44890676_mlAfter last summer, there’s a lot to feel confident about. The peppers, cucumbers and tomatoes grew like gangbusters. So much so that at a point, you could have opened your own CSA. But the squash went awry and suffocated the beets. And the deer got to the corn. Again. Gardening can be as frustrating as it is fulfilling. Even when you do everything right, a new variable enters the equation—a plague of bunnies, a historic heat wave—and undoes months worth of hard work. This summer will be different, though. Before we plant a single seed, we turned to the foremost authority we knew for advice on how to build our best backyard garden yet. Jack Staub spends his winters lecturing and writing—his seminal 2013 book, Private Edens—Beautiful Country Gardens (Gibbs Smith), is all the inspiration you really need—and his springs and summers tending to his Wrightstown estate, Hortulus Farm, one of the most influential (and photographed) public gardens in the country. Here, Staub offers a few pointers to help fortify your own and ignite a Pinterest frenzy. —Scott Edwards

Follow the sun  The location of your plot needs to be a priority. If you tucked it in a far corner of the yard because it was out of the way or next to the compost pile, don’t expect to be rewarded beyond the convenience. A vegetable garden needs sun, and lots of it—half a day’s worth at least.

Dig a barrier  There’s nothing more heartbreaking than finding your row of infant lettuces nibbled to the soil. Fencing is essential, but it’s not the be-all, end-all. Rabbits tend to burrow into a garden more than they jump into them. The solution: Dig a 12-inch trench around the perimeter and pack it with stout wire grid stapled to the bottom rail of the fence.

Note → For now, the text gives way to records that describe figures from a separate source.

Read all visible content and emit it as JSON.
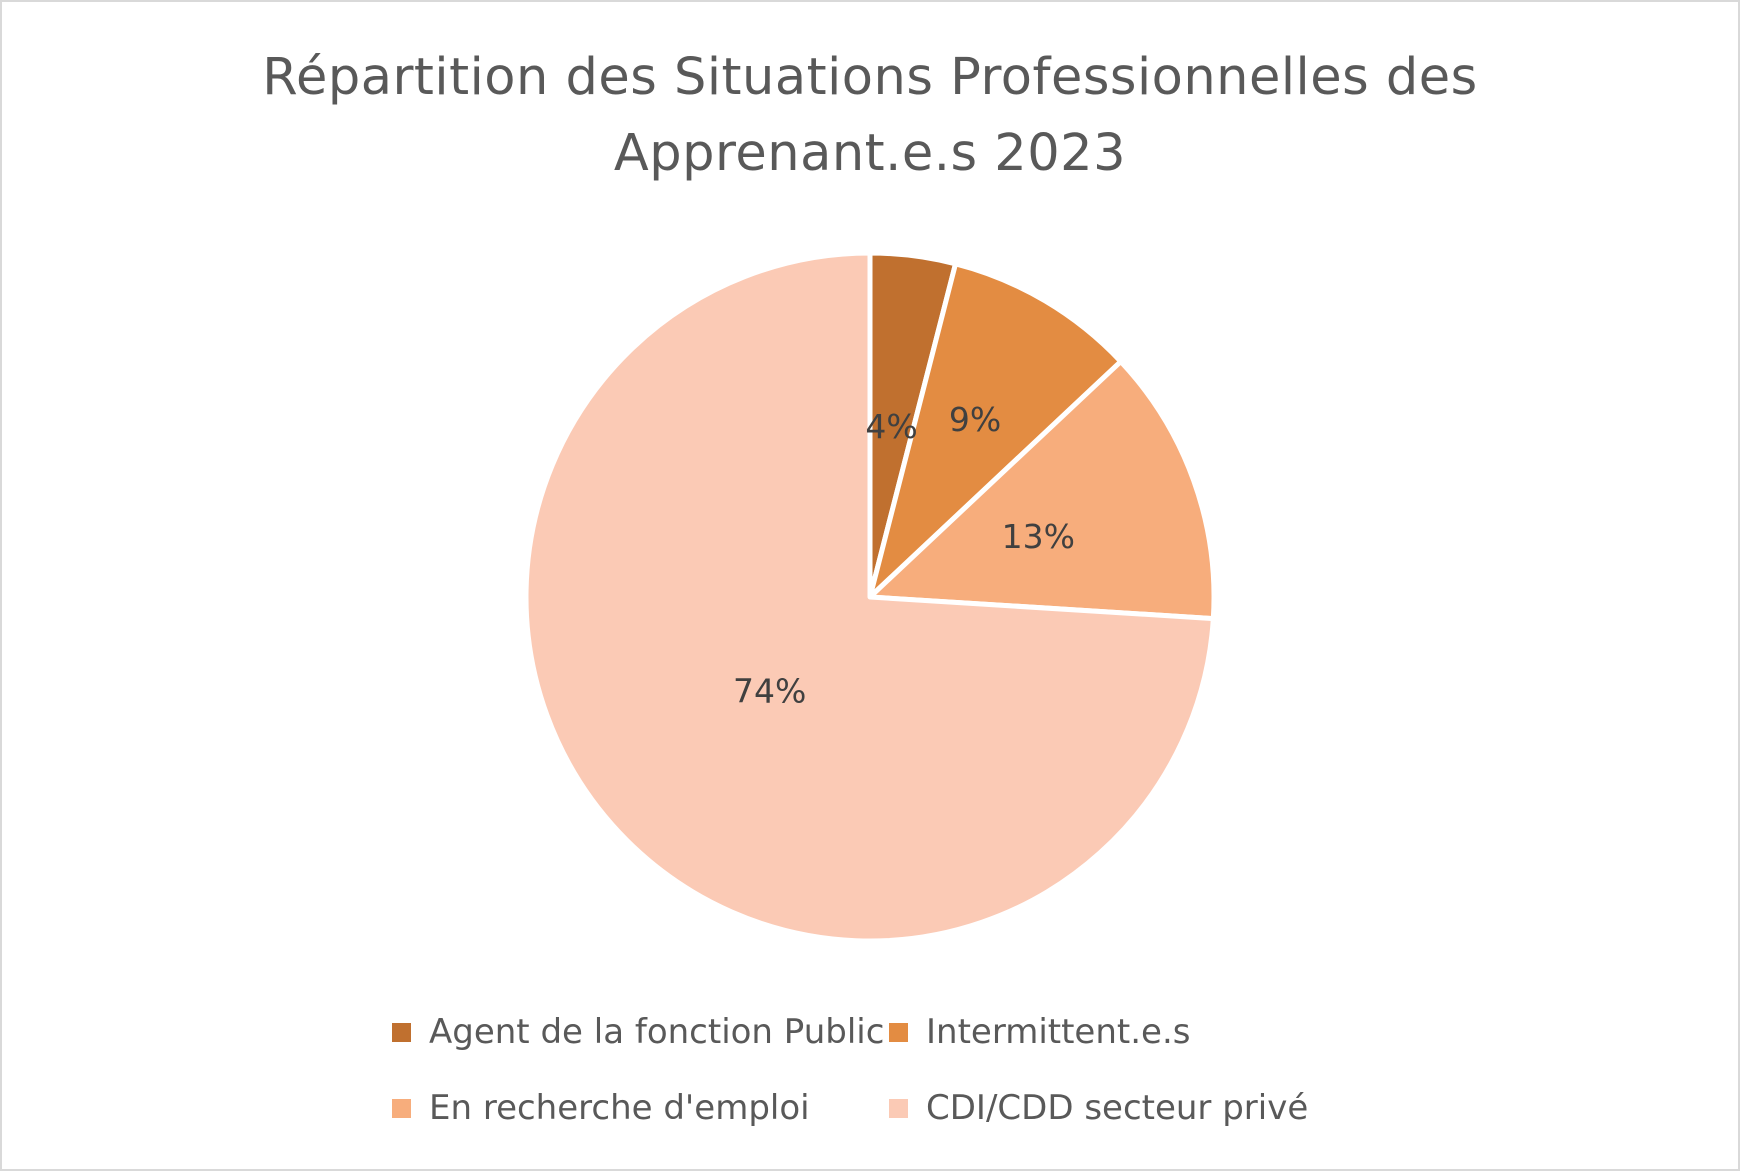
{
  "title_lines": [
    "Répartition des Situations Professionnelles des",
    "Apprenant.e.s 2023"
  ],
  "chart_data": {
    "type": "pie",
    "title": "Répartition des Situations Professionnelles des Apprenant.e.s 2023",
    "start_angle_deg": 0,
    "direction": "clockwise",
    "legend_position": "bottom",
    "slices": [
      {
        "label": "Agent de la fonction Public",
        "value": 4,
        "data_label": "4%",
        "color": "#C0702F"
      },
      {
        "label": "Intermittent.e.s",
        "value": 9,
        "data_label": "9%",
        "color": "#E38C42"
      },
      {
        "label": "En recherche d'emploi",
        "value": 13,
        "data_label": "13%",
        "color": "#F7AD7C"
      },
      {
        "label": "CDI/CDD secteur privé",
        "value": 74,
        "data_label": "74%",
        "color": "#FBCAB5"
      }
    ]
  },
  "legend": [
    {
      "label": "Agent de la fonction Public",
      "color": "#C0702F"
    },
    {
      "label": "Intermittent.e.s",
      "color": "#E38C42"
    },
    {
      "label": "En recherche d'emploi",
      "color": "#F7AD7C"
    },
    {
      "label": "CDI/CDD secteur privé",
      "color": "#FBCAB5"
    }
  ]
}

Raise your game  Raised beds pack a whole slew of advantages. Not insignificantly, they push your garden within closer reach. They also: allow you to amend freely, heat up faster in the spring and drain better than a conventional garden, clearly delineate path from bed so you never compact your soil or stamp on your seedlings, make the garden a far prettier idea. Your beds should be six to 12 inches tall and no wider than a couple of feet so that you can easily reach the middle.
Refresh the soil  With the exception of legumes, vegetables will deplete the soil’s nutrients over the growing season. Start by filling your beds with some top-shelf topsoil. Mix in some bagged manure next. Then, if you’ve got a compost pile, fold it in. If not, find a bagged equivalent. The compost goes in at the start and finish of every garden season. And this entire process should be repeated in the fall.

Build up, not out  Constructing trellises and tuteurs out of timber and bamboo will not only add valuable square footage without enlarging your garden’s footprint, it’ll create an entirely new plane to entice the eye. That they’re perfect for the support and cultivation of the vining and climbing varieties of vegetables, like beans, peas, cucumbers, squash and tomatoes, is icing.

Keep them moving  The legume, as I mentioned, is the only vegetable family that adds nutrients to the soil. Some are relatively benign, but solanums (tomatoes, eggplant) and brassicas (broccoli, cauliflower, brussels sprouts) will actually create viruses in the soil if they’re planted in the same spots season after season. A good rule of thumb: Rotate your crops every three years.